Antioxidant effects of polyphenolic compounds and structure-activity relationship predicted by multivariate regression tree

Phenolic antioxidants form a class of compounds which inhibit the oxidation of materials of biological importance, playing a preventive role in a number of degenerative diseases. Polyphenol activity depends on their chemical structure, which is influenced by factors such as number and position of phenolic hydroxyl groups, steric effects, and molecular properties. In this research study, 18 polyphenol structures (13 hydrolysable tannins, 4 flavonoids and ellagic acid) were modelled and their molecular properties (volume, area, dipole moment, polarisability, LogP, E-HOMO, E-LUMO, and E-LUMO-E-HOMO gap) calculated by density functional theory (DFT), using the M062X/6-311 + G (d,p) level of theory. Multivariate regression tree (MRT) and canonical redundancy analysis (RDA) were applied to correlate the experimental antioxidant activities obtained by ORAC and DPPH assays and molecular and lipophilic parameters. MRT/RDA split all 18 polyphenols into four clusters with increasing antioxidant capacity.
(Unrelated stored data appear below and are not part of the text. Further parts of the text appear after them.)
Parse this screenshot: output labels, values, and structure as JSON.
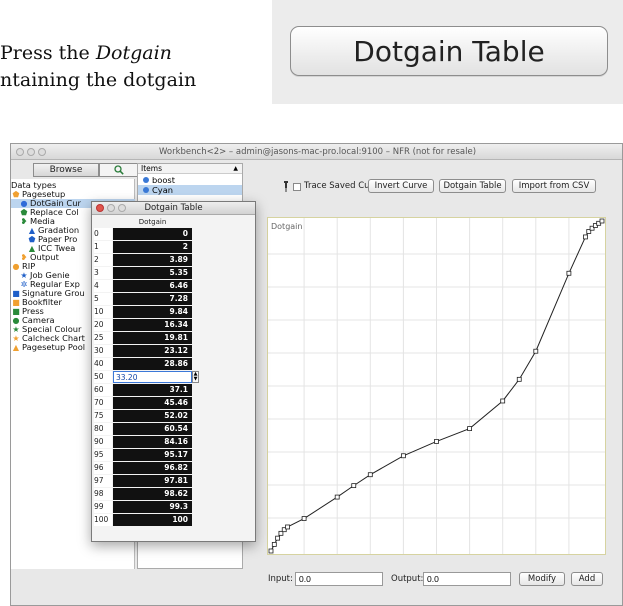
{
  "document": {
    "line1_prefix": "Press the ",
    "line1_italic": "Dotgain",
    "line2": "ntaining the dotgain"
  },
  "callout": {
    "button_label": "Dotgain Table"
  },
  "window": {
    "title": "Workbench<2> – admin@jasons-mac-pro.local:9100 – NFR (not for resale)"
  },
  "sidebar": {
    "browse_tab": "Browse",
    "search_tab_icon": "search-icon",
    "header": "Data types",
    "items": [
      {
        "label": "Pagesetup",
        "icon": "pentagon-icon",
        "color": "#f0a030",
        "indent": 0,
        "selected": false
      },
      {
        "label": "DotGain Cur",
        "icon": "circle-icon",
        "color": "#2f6bd8",
        "indent": 1,
        "selected": true
      },
      {
        "label": "Replace Col",
        "icon": "pentagon-icon",
        "color": "#2a8a3a",
        "indent": 1,
        "selected": false
      },
      {
        "label": "Media",
        "icon": "leaf-icon",
        "color": "#2a8a3a",
        "indent": 1,
        "selected": false
      },
      {
        "label": "Gradation",
        "icon": "triangle-icon",
        "color": "#1f5fc8",
        "indent": 2,
        "selected": false
      },
      {
        "label": "Paper Pro",
        "icon": "pentagon-icon",
        "color": "#1f5fc8",
        "indent": 2,
        "selected": false
      },
      {
        "label": "ICC Twea",
        "icon": "triangle-icon",
        "color": "#2a8a3a",
        "indent": 2,
        "selected": false
      },
      {
        "label": "Output",
        "icon": "leaf-icon",
        "color": "#f0a030",
        "indent": 1,
        "selected": false
      },
      {
        "label": "RIP",
        "icon": "circle-icon",
        "color": "#f0a030",
        "indent": 0,
        "selected": false
      },
      {
        "label": "Job Genie",
        "icon": "star-icon",
        "color": "#1f5fc8",
        "indent": 1,
        "selected": false
      },
      {
        "label": "Regular Exp",
        "icon": "sparkle-icon",
        "color": "#1f5fc8",
        "indent": 1,
        "selected": false
      },
      {
        "label": "Signature Grou",
        "icon": "square-icon",
        "color": "#1f5fc8",
        "indent": 0,
        "selected": false
      },
      {
        "label": "Bookfilter",
        "icon": "square-icon",
        "color": "#f0a030",
        "indent": 0,
        "selected": false
      },
      {
        "label": "Press",
        "icon": "square-icon",
        "color": "#2a8a3a",
        "indent": 0,
        "selected": false
      },
      {
        "label": "Camera",
        "icon": "circle-icon",
        "color": "#2a8a3a",
        "indent": 0,
        "selected": false
      },
      {
        "label": "Special Colour",
        "icon": "star-icon",
        "color": "#2a8a3a",
        "indent": 0,
        "selected": false
      },
      {
        "label": "Calcheck Chart",
        "icon": "star-icon",
        "color": "#f0a030",
        "indent": 0,
        "selected": false
      },
      {
        "label": "Pagesetup Pool",
        "icon": "triangle-icon",
        "color": "#f0a030",
        "indent": 0,
        "selected": false
      }
    ]
  },
  "items_panel": {
    "header": "Items",
    "items": [
      {
        "label": "boost",
        "selected": false
      },
      {
        "label": "Cyan",
        "selected": true
      }
    ]
  },
  "toolbar": {
    "trace_icon": "pin-icon",
    "trace_label": "Trace Saved Curve",
    "trace_checked": false,
    "invert_label": "Invert Curve",
    "dotgain_table_label": "Dotgain Table",
    "import_label": "Import from CSV"
  },
  "graph": {
    "label": "Dotgain"
  },
  "bottom": {
    "input_label": "Input:",
    "input_value": "0.0",
    "output_label": "Output:",
    "output_value": "0.0",
    "modify_label": "Modify",
    "add_label": "Add"
  },
  "dotgain_window": {
    "title": "Dotgain Table",
    "column_header": "Dotgain",
    "rows": [
      {
        "key": "0",
        "value": "0"
      },
      {
        "key": "1",
        "value": "2"
      },
      {
        "key": "2",
        "value": "3.89"
      },
      {
        "key": "3",
        "value": "5.35"
      },
      {
        "key": "4",
        "value": "6.46"
      },
      {
        "key": "5",
        "value": "7.28"
      },
      {
        "key": "10",
        "value": "9.84"
      },
      {
        "key": "20",
        "value": "16.34"
      },
      {
        "key": "25",
        "value": "19.81"
      },
      {
        "key": "30",
        "value": "23.12"
      },
      {
        "key": "40",
        "value": "28.86"
      },
      {
        "key": "50",
        "value": "33.20",
        "editing": true
      },
      {
        "key": "60",
        "value": "37.1"
      },
      {
        "key": "70",
        "value": "45.46"
      },
      {
        "key": "75",
        "value": "52.02"
      },
      {
        "key": "80",
        "value": "60.54"
      },
      {
        "key": "90",
        "value": "84.16"
      },
      {
        "key": "95",
        "value": "95.17"
      },
      {
        "key": "96",
        "value": "96.82"
      },
      {
        "key": "97",
        "value": "97.81"
      },
      {
        "key": "98",
        "value": "98.62"
      },
      {
        "key": "99",
        "value": "99.3"
      },
      {
        "key": "100",
        "value": "100"
      }
    ]
  },
  "colors": {
    "selection": "#bcd5ef",
    "cell_bg": "#111111",
    "graph_border": "#d6d3a0"
  }
}
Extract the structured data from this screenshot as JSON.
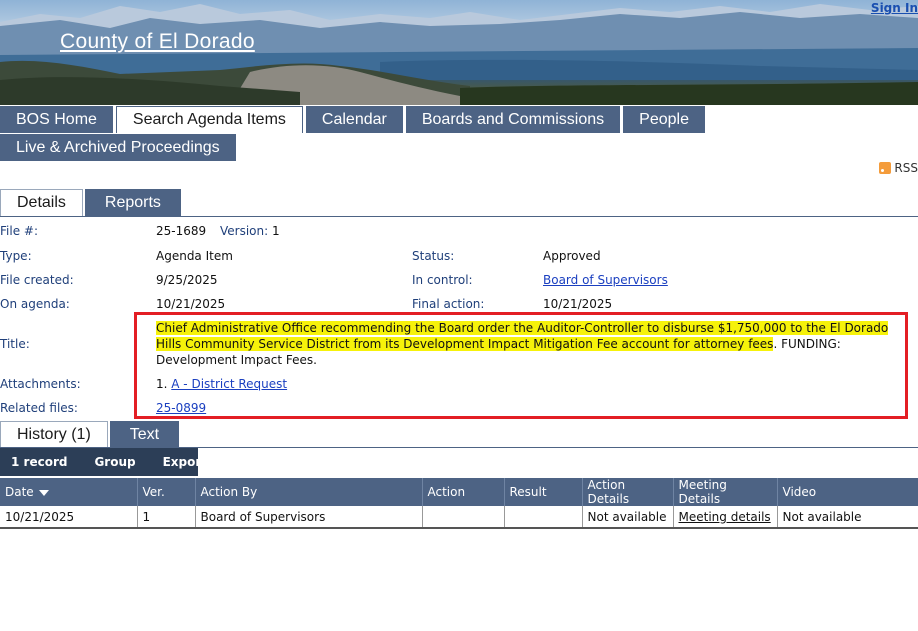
{
  "header": {
    "county_title": "County of El Dorado",
    "sign_in": "Sign In"
  },
  "nav": {
    "row1": [
      "BOS Home",
      "Search Agenda Items",
      "Calendar",
      "Boards and Commissions",
      "People"
    ],
    "row2": [
      "Live & Archived Proceedings"
    ],
    "active": "Search Agenda Items"
  },
  "rss": {
    "label": "RSS",
    "icon": "rss-icon"
  },
  "detail_tabs": {
    "details": "Details",
    "reports": "Reports"
  },
  "details": {
    "file_label": "File #:",
    "file_value": "25-1689",
    "version_label": "Version:",
    "version_value": "1",
    "type_label": "Type:",
    "type_value": "Agenda Item",
    "status_label": "Status:",
    "status_value": "Approved",
    "created_label": "File created:",
    "created_value": "9/25/2025",
    "control_label": "In control:",
    "control_value": "Board of Supervisors",
    "agenda_label": "On agenda:",
    "agenda_value": "10/21/2025",
    "final_label": "Final action:",
    "final_value": "10/21/2025",
    "title_label": "Title:",
    "title_highlighted": "Chief Administrative Office recommending the Board order the Auditor-Controller to disburse $1,750,000 to the El Dorado Hills Community Service District from its Development Impact Mitigation Fee account for attorney fees",
    "title_rest": ". FUNDING: Development Impact Fees.",
    "attachments_label": "Attachments:",
    "attachment_number": "1.",
    "attachment_link": "A - District Request",
    "related_label": "Related files:",
    "related_link": "25-0899"
  },
  "history_tabs": {
    "history": "History (1)",
    "text": "Text"
  },
  "toolbar": {
    "records": "1 record",
    "group": "Group",
    "export": "Export"
  },
  "grid": {
    "columns": [
      "Date",
      "Ver.",
      "Action By",
      "Action",
      "Result",
      "Action Details",
      "Meeting Details",
      "Video"
    ],
    "rows": [
      [
        "10/21/2025",
        "1",
        "Board of Supervisors",
        "",
        "",
        "Not available",
        "Meeting details",
        "Not available"
      ]
    ]
  }
}
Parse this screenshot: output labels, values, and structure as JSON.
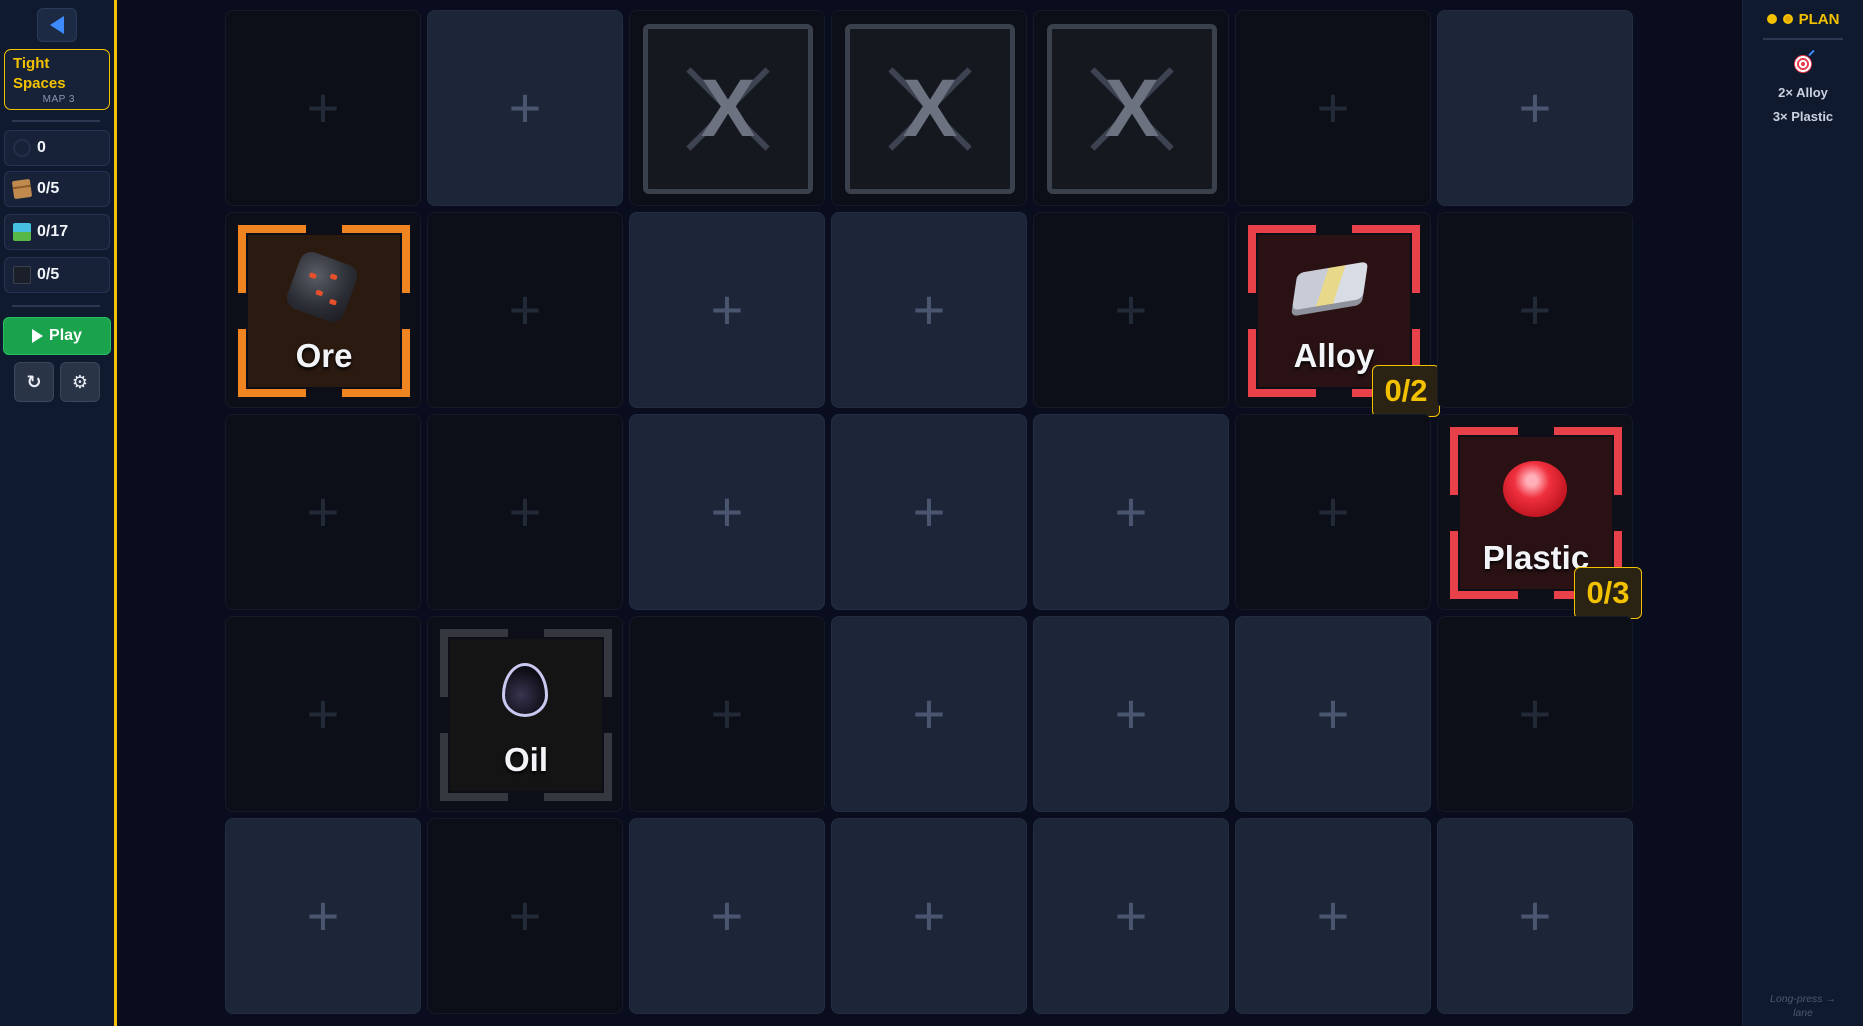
{
  "sidebar": {
    "back_icon": "back-arrow-icon",
    "level": {
      "name": "Tight Spaces",
      "map": "MAP 3"
    },
    "stats": [
      {
        "icon": "timer-icon",
        "value": "0"
      },
      {
        "icon": "box-icon",
        "value": "0/5"
      },
      {
        "icon": "landscape-icon",
        "value": "0/17"
      },
      {
        "icon": "briefcase-icon",
        "value": "0/5"
      }
    ],
    "play_label": "Play",
    "reset_icon": "↻",
    "settings_icon": "⚙"
  },
  "plan": {
    "title": "PLAN",
    "goals": [
      "2× Alloy",
      "3× Plastic"
    ],
    "hint": "Long-press → lane"
  },
  "board": {
    "plus_glyph": "+",
    "blocked_glyph": "X",
    "tiles": {
      "ore": {
        "label": "Ore"
      },
      "alloy": {
        "label": "Alloy",
        "progress": "0/2"
      },
      "plastic": {
        "label": "Plastic",
        "progress": "0/3"
      },
      "oil": {
        "label": "Oil"
      }
    }
  },
  "colors": {
    "accent": "#f2c200",
    "source_ore": "#f08420",
    "target": "#e8414a",
    "play": "#1aa24d"
  }
}
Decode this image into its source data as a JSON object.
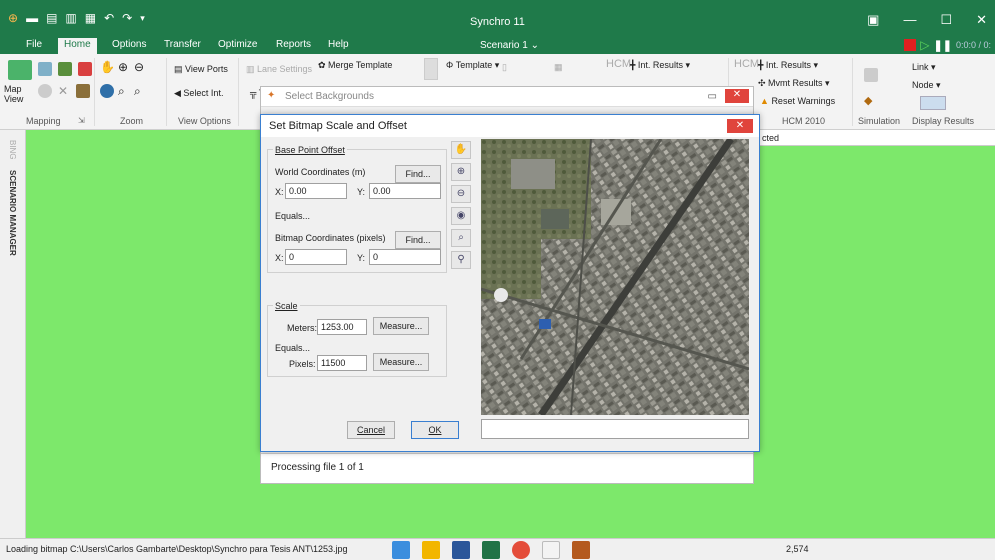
{
  "app": {
    "title": "Synchro 11",
    "scenario": "Scenario 1 ⌄",
    "timecode": "0:0:0 / 0:",
    "win_controls": [
      "▣",
      "—",
      "☐",
      "✕"
    ]
  },
  "tabs": [
    "File",
    "Home",
    "Options",
    "Transfer",
    "Optimize",
    "Reports",
    "Help"
  ],
  "ribbon": {
    "groups": [
      "Mapping",
      "Zoom",
      "View Options",
      "HCM 2010",
      "Simulation",
      "Display Results"
    ],
    "items": {
      "map_view": "Map View",
      "view_ports": "View Ports",
      "select_int": "Select Int.",
      "lane_settings": "Lane Settings",
      "merge_template": "Merge Template",
      "template": "Template ▾",
      "int_results_1": "Int. Results ▾",
      "int_results_2": "Int. Results ▾",
      "mvmt_results": "Mvmt Results ▾",
      "reset_warnings": "Reset Warnings",
      "link": "Link ▾",
      "node": "Node ▾",
      "hcm_1": "HCM",
      "hcm_2": "HCM",
      "te": "Te"
    }
  },
  "side": {
    "bing": "BING",
    "scenario_manager": "SCENARIO MANAGER"
  },
  "bg_dialog": {
    "title": "Select Backgrounds",
    "status": "Processing file 1 of 1",
    "right_pane_text": "cted"
  },
  "dialog": {
    "title": "Set Bitmap Scale and Offset",
    "base_point": {
      "label": "Base Point Offset",
      "world_label": "World Coordinates (m)",
      "find1": "Find...",
      "x_label": "X:",
      "y_label": "Y:",
      "x_world": "0.00",
      "y_world": "0.00",
      "equals": "Equals...",
      "bitmap_label": "Bitmap Coordinates (pixels)",
      "find2": "Find...",
      "x_bitmap": "0",
      "y_bitmap": "0"
    },
    "scale": {
      "label": "Scale",
      "meters_label": "Meters:",
      "meters_value": "1253.00",
      "measure1": "Measure...",
      "equals": "Equals...",
      "pixels_label": "Pixels:",
      "pixels_value": "11500",
      "measure2": "Measure..."
    },
    "cancel": "Cancel",
    "ok": "OK"
  },
  "statusbar": {
    "text": "Loading bitmap C:\\Users\\Carlos Gambarte\\Desktop\\Synchro para Tesis ANT\\1253.jpg",
    "count": "2,574"
  }
}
Flavonoids and galloyl esters belong to clusters C1-C3, while cluster C4 is composed mainly of monomeric and dimeric ellagitannins. The RDA1 axis shows a positive correlation between antioxidant activity and parameters polarisability, E-HOMO, and LogP. These molecular properties proved to be the most suitable for predicting the relationship between chemical structure and antioxidant capacity for this group of phenolic compounds.

Automated summary

The study revealed that the activity of polyphenols is correlated with their chemical structure, and the relationship can be predicted by parameters such as polarisability, E-HOMO, and LogP. Experimental results indicated that polyphenols can be divided into four clusters, with increasing antioxidant capacity in each cluster.